(83d) Quantifying the Effectiveness of Explosion Protection Measures
AIChE Spring Meeting and Global Congress on Process Safety
2009
2009 Spring Meeting & 5th Global Congress on Process Safety
11th Process Plant Safety Symposium
Applications of Risk Analysis Techniques
Wednesday, April 29, 2009 - 10:15am to 10:45am
Facility owners and operators are challenged to assess and ascribe efficacious explosion protection measures for industrial processes that handle combustible products. The authors have set out a methodology to guide Industrial Explosion Safety system design by ascribing the residual risk of an unmitigated explosion occurrence when pertinent explosion protection is installed.
This methodology considers the entire process and the elected explosion protection measures as a whole, and facilitates trade-off decisions between viable protection options. This permits a risk based decision process in determining the most appropriate explosion protection solution. Given the complexity of the design challenge, it is inevitable that any such decision support tool can only go so far in guiding the final explosion protection system design. This paper will consider the assumptions implicit in such a tool, and argue that the implicit uncertainties do not detract from the benefit of such an approach.
In industrial practice most design practitioners consider each vessel of the process in isolation, and ascribe explosion protection based on a presumed ignition occurrence within that vessel. Where vessels are interconnected, however, an ignition in one component can lead to flame propagation into a connected vessel that gives rise to an explosion occurrence in that vessel which is more intense than was expected when the explosion protection of this interconnected vessel was ascribed. The paper will show how the risk to these interconnected vessels can be very significant contributors to the overall risk of a failure to mitigate an explosion.
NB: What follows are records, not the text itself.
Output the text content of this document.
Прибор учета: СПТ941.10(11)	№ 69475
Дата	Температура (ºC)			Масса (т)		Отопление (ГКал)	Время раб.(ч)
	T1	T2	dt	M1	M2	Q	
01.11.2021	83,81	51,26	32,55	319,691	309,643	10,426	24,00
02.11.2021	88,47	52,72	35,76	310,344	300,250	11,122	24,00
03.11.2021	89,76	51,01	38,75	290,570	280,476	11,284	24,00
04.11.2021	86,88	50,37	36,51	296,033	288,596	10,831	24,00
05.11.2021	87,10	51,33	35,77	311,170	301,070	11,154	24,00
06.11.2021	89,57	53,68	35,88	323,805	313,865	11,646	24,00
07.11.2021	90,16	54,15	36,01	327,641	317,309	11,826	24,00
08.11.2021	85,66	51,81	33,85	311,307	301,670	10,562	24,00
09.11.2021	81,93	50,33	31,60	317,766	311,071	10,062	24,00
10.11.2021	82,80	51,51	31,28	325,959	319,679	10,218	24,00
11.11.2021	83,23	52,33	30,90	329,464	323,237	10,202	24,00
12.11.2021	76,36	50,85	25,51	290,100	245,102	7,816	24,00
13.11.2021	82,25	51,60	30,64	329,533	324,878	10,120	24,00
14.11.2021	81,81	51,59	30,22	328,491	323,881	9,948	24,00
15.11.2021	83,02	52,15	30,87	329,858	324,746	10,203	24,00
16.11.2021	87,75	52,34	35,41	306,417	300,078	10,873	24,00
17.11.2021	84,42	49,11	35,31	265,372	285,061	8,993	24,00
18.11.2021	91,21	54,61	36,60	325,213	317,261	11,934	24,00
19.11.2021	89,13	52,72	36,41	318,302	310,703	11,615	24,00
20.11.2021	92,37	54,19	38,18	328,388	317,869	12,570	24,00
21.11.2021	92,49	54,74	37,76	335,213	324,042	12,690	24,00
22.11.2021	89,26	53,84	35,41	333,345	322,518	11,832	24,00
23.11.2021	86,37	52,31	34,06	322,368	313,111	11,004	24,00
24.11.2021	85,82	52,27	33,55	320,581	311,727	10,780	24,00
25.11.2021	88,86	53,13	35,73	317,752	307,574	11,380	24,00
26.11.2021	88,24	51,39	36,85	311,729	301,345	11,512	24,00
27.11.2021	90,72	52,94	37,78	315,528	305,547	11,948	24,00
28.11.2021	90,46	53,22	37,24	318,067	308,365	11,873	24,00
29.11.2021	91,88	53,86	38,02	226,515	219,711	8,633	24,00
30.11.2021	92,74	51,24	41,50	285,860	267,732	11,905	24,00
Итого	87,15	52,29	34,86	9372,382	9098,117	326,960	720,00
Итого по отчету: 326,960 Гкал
By applying this methodology to a specific application, the paper will demonstrate how a risk based approach leads to a more informed decision basis. For the example application we will quantify the overall residual risk that an elected safety solution fails to mitigate an explosion occurrence, and then extend the analysis to consider this risk in the context of ignition location within the process, and also in the context of failure within a specific plant component of the system.
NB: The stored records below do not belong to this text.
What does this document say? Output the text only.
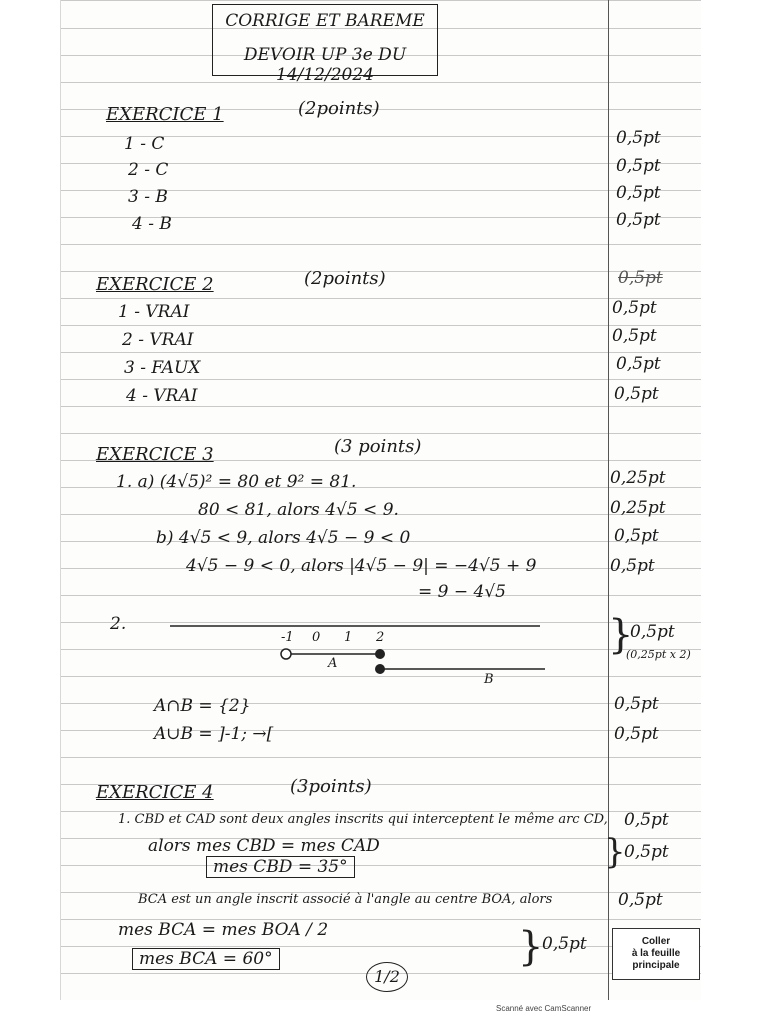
CORRIGE ET BAREME
DEVOIR UP 3e DU 14/12/2024
EXERCICE 1	(2points)
1 - C	0,5pt
2 - C	0,5pt
3 - B	0,5pt
4 - B	0,5pt
EXERCICE 2	(2points)	0,5pt
1 - VRAI	0,5pt
2 - VRAI	0,5pt
3 - FAUX	0,5pt
4 - VRAI	0,5pt
EXERCICE 3	(3 points)
1. a) (4√5)² = 80 et 9² = 81.	0,25pt
80 < 81, alors 4√5 < 9.	0,25pt
b) 4√5 < 9, alors 4√5 − 9 < 0	0,5pt
4√5 − 9 < 0, alors |4√5 − 9| = −4√5 + 9	0,5pt
= 9 − 4√5
2.
-1 0 1 2
A
B
}
0,5pt
(0,25pt x 2)
A∩B = {2}	0,5pt
A∪B = ]-1; →[	0,5pt
EXERCICE 4	(3points)
1. CBD et CAD sont deux angles inscrits qui interceptent le même arc CD, 0,5pt
alors mes CBD = mes CAD
mes CBD = 35°	}
0,5pt
BCA est un angle inscrit associé à l'angle au centre BOA, alors	0,5pt
mes BCA = mes BOA / 2
mes BCA = 60°	}
0,5pt	Coller
à la feuille
principale
1/2
Scanné avec CamScanner
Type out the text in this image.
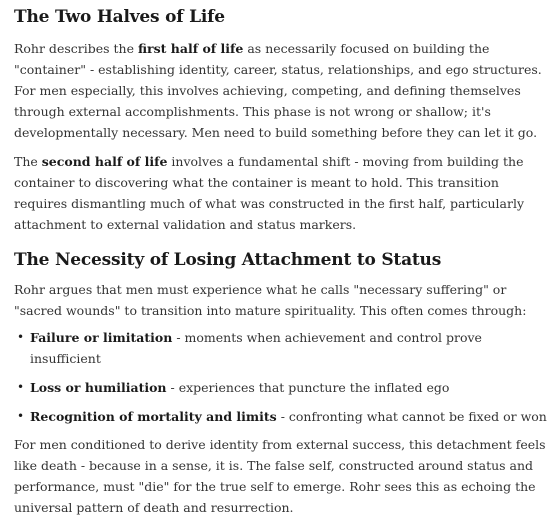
The Two Halves of Life

Rohr describes the first half of life as necessarily focused on building the "container" - establishing identity, career, status, relationships, and ego structures. For men especially, this involves achieving, competing, and defining themselves through external accomplishments. This phase is not wrong or shallow; it's developmentally necessary. Men need to build something before they can let it go.

The second half of life involves a fundamental shift - moving from building the container to discovering what the container is meant to hold. This transition requires dismantling much of what was constructed in the first half, particularly attachment to external validation and status markers.

The Necessity of Losing Attachment to Status

Rohr argues that men must experience what he calls "necessary suffering" or "sacred wounds" to transition into mature spirituality. This often comes through:

• Failure or limitation - moments when achievement and control prove insufficient
• Loss or humiliation - experiences that puncture the inflated ego
• Recognition of mortality and limits - confronting what cannot be fixed or won

For men conditioned to derive identity from external success, this detachment feels like death - because in a sense, it is. The false self, constructed around status and performance, must "die" for the true self to emerge. Rohr sees this as echoing the universal pattern of death and resurrection.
Industrial practice relies on the knowledge of the design engineer to specify safety measures targeted at the higher risk elements of the process. It inevitably raises the challenging question ? what is the relative risk and consequence of an ignition at location A versus location B? It will be shown that by adopting a deterministic process of ascribing risk based on the duty cycle of each component in a given process it is possible to fully quantify the efficacy of any elected safety alternative, and to use such a quantification to assist in making an informed decision on the provision of efficacious industrial explosion protection measures.